Troisième histoire - Pour la jouissance posthume des aïeux - Part 23

 

Jacques n'avait pas laissé d'adresse, ni de téléphone et la société propriétaire du motel n'avait pas plus d'information sur le français sauf à dire qu'il avait travaillé pour eux cinq ans, que c'était un garçon courageux mais taciturne qui avait plusieurs fois viré des clients d'une manière un peu musclée.

Pour parler crûment - ce qui n'est pas dans les manières de la famille -, Maurice en avait marre, de sa vie, il avait un ras-le-bol de son univers oppressant et pourtant, nourrissant. Paradoxalement, il haïssait ce qui lui donnait vie ! Il le savait.

C’était la sève de cette famille, le sang de cette terre comme ils disaient, le vin, le fruit de leurs terres !

Mais ils en crevaient tous de ça. Prisonniers de leurs histoires, de leurs familles et des contrats implicites noués entre la fratrie, de lointains cousinages quasi-invisibles, les compositions familiales, les mariages, les liens du sang, les vieilles dettes familiales, les mandats portés par les adultes, des semences viles posées sur les épaules des enfants !

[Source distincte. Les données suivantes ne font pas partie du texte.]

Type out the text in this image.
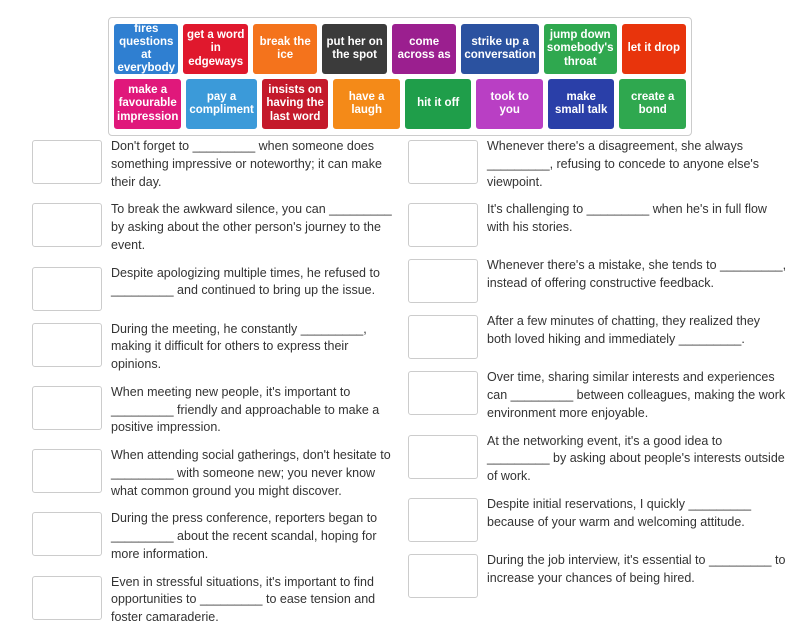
fires questions at everybody
get a word in edgeways
break the ice
put her on the spot
come across as
strike up a conversation
jump down somebody's throat
let it drop
make a favourable impression
pay a compliment
insists on having the last word
have a laugh
hit it off
took to you
make small talk
create a bond
Don't forget to _________ when someone does something impressive or noteworthy; it can make their day.
To break the awkward silence, you can _________ by asking about the other person's journey to the event.
Despite apologizing multiple times, he refused to _________ and continued to bring up the issue.
During the meeting, he constantly _________, making it difficult for others to express their opinions.
When meeting new people, it's important to _________ friendly and approachable to make a positive impression.
When attending social gatherings, don't hesitate to _________ with someone new; you never know what common ground you might discover.
During the press conference, reporters began to _________ about the recent scandal, hoping for more information.
Even in stressful situations, it's important to find opportunities to _________ to ease tension and foster camaraderie.
Whenever there's a disagreement, she always _________, refusing to concede to anyone else's viewpoint.
It's challenging to _________ when he's in full flow with his stories.
Whenever there's a mistake, she tends to _________, instead of offering constructive feedback.
After a few minutes of chatting, they realized they both loved hiking and immediately _________.
Over time, sharing similar interests and experiences can _________ between colleagues, making the work environment more enjoyable.
At the networking event, it's a good idea to _________ by asking about people's interests outside of work.
Despite initial reservations, I quickly _________ because of your warm and welcoming attitude.
During the job interview, it's essential to _________ to increase your chances of being hired.
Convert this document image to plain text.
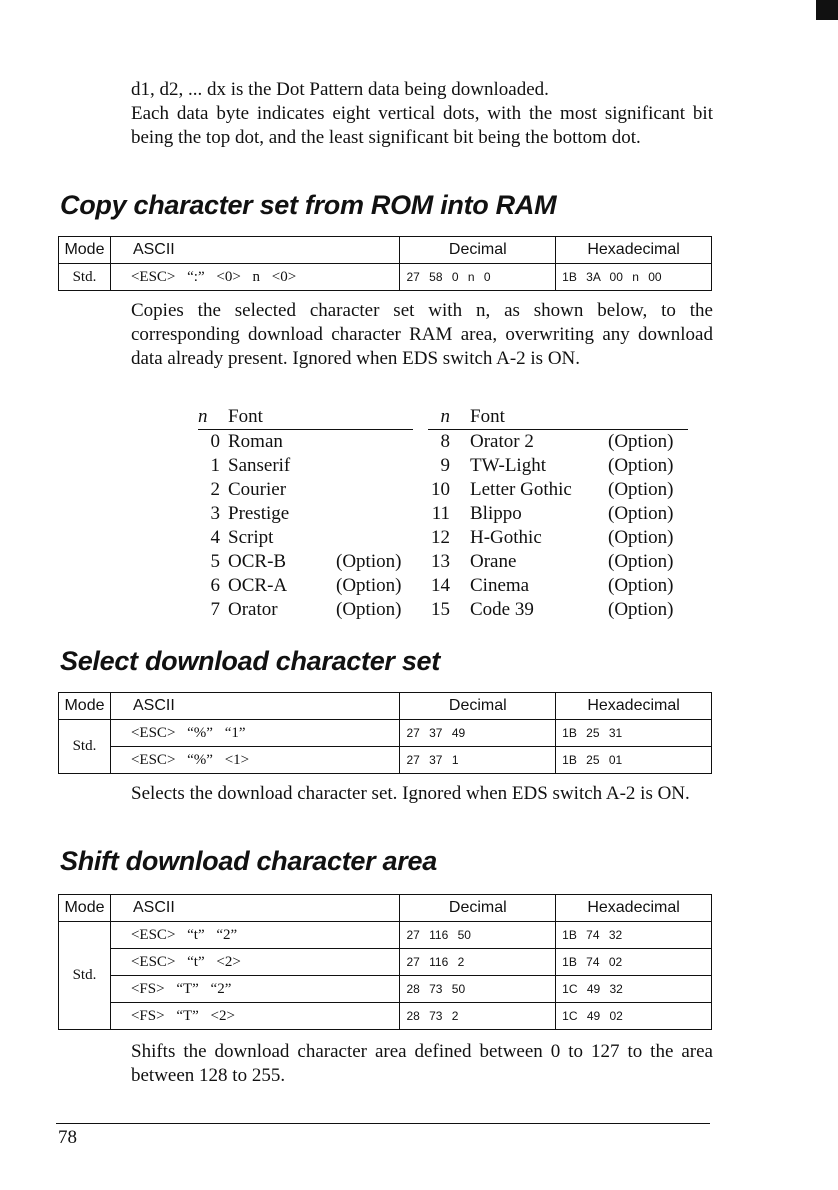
d1, d2, ... dx is the Dot Pattern data being downloaded.

Each data byte indicates eight vertical dots, with the most significant bit being the top dot, and the least significant bit being the bottom dot.

Copy character set from ROM into RAM
Mode	ASCII	Decimal	Hexadecimal
Std.	<ESC> “:” <0> n <0>	27 58 0 n 0	1B 3A 00 n 00
Copies the selected character set with n, as shown below, to the corresponding download character RAM area, overwriting any download data already present. Ignored when EDS switch A-2 is ON.
n Font
0 Roman
1 Sanserif
2 Courier
3 Prestige
4 Script
5 OCR-B	(Option)
6 OCR-A	(Option)
7 Orator	(Option)
n Font
8 Orator 2	(Option)
9 TW-Light	(Option)
10 Letter Gothic (Option)
11 Blippo	(Option)
12 H-Gothic	(Option)
13 Orane	(Option)
14 Cinema	(Option)
15 Code 39	(Option)
Select download character set
Mode	ASCII	Decimal	Hexadecimal
Std.	<ESC> “%” “1”	27 37 49	1B 25 31
	<ESC> “%” <1>	27 37 1	1B 25 01
Selects the download character set. Ignored when EDS switch A-2 is ON.
Shift download character area
Mode	ASCII	Decimal	Hexadecimal
Std.	<ESC> “t” “2”	27 116 50	1B 74 32
	<ESC> “t” <2>	27 116 2	1B 74 02
	<FS> “T” “2”	28 73 50	1C 49 32
	<FS> “T” <2>	28 73 2	1C 49 02
Shifts the download character area defined between 0 to 127 to the area between 128 to 255.
78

Toutes les grandes familles qu'il côtoyait vivaient sous le même joug, celui de l'apparence et des traditions familiales. Les loyautés filiales et religieuses les enserraient et les contraignaient à faire pisser le sang de la terre via leurs vignobles. Et maudits était celle ou celui qui voulait vivre autrement.

Le domaine organisait régulièrement des portes ouvertes et des journées dégustations, une initiation à l’œnologie avec gîte et table d'hôtes. La clientèle habituelle était composée de notables, d'amis, de frères de diverses obédiences maçonniques ou de compères des clubs services. Parfois des touristes passaient les portes de la cour. Des visiteurs inattendus ou surprenants rendaient une journée plus ludique que la précédente ou que la suivante.

Un week-end automnal de 96, il fait beau. La luminosité, les couleurs sont superbes et l'air ni trop chaud ni trop frais. Fin de matinée, samedi matin, pénètre dans la cour du bâtiment principal du domaine un véhicule conduit par un homme seul. Généralement, ce sont d’aventureux couples, des amis en balade ou des fêtards curieux comme ces marseillais arrivés la veille ayant bien abusé de la dégustation et sûrement digérant au fond du gîte leurs premiers achats de jeunes crus qui auraient mérité mieux qu'une ingurgitation sauvagement précoce.

C’est un homme seul qui descend du véhicule. Maurice l'accueille avec un sourire charmeur.

- Monsieur bonjour à vous, bienvenue au domaine du Haut-Nolay tenu depuis trois siècles par la famille Vireley.

- Bonjour, belle propriété en effet.

- N'est-ce pas ? Vous désirez visiter et goûter j’imagine.

- Découvrir votre domaine bien sûr et si possible déguster un peu avant de flâner plus amplement dans la région.

- Déjà venu en Hautes Côtes de Beaune ?

- Non pas vraiment mais les vignobles de Bourgogne m'inspirent. Au fait, je me présente, Jean-François Theud, un vosgien gourmand et curieux. Je vous ai déjà rencontré aux bonnes heures il y a longtemps à Nancy lors d'une conférence.

Maurice comprend et la discrétion étant de mise, les deux hommes se serrent la main et se reconnaissent, discutent encore quelques minutes d’œnologie, puis le propriétaire du domaine entame son périple de découverte et de dégustation. La simplicité raffinée et la discrète curiosité de ce visiteur solitaire lui plaisent. D'autant qu'il repart avec deux caisses de très bons crus s’engageant à revenir prochainement.

De nouvelles automobiles pénètrent dans la cour précipitant un peu la fin de cette première rencontre.Ils échangent leurs cartes de visite avec promesse de partager plus amplement lors d’une future commande. Le visiteur parti, Maurice s'intéresse à sa carte : Jean-François Theud Médecin Généraliste sexologue à Charmes dans les Vosges. Il pose la carte sur un fût dans le chai de dégustation avec d'autres et diverses pubs et réclames déposées dans la boîte aux lettres.

Décembre 96. Enfin ! - pour certains - Robert décéda et Maurice se sentit libre. Un banal arrêt cardiaque dans son sommeil. Même pas un truc à attirer l'attention durant des mois ni à faire parler de lui dans la contrée. Un arrêt du vieux cœur du vieil homme. Même pas en public, même pas en tombant dans une cuve, même pas au milieu des vignes comme un artiste s'éteindrait sur scène. - « Une tisane au soir, une bière au matin » - dira son voisin et ami Albert à la morgue en amenant quelques fleurs et plantes sauvages des bords de ceps de vignes. Pourtant la prostate avait fait la course avec le cœur mais le cancer avait perdu devant un organe vraiment trop sec.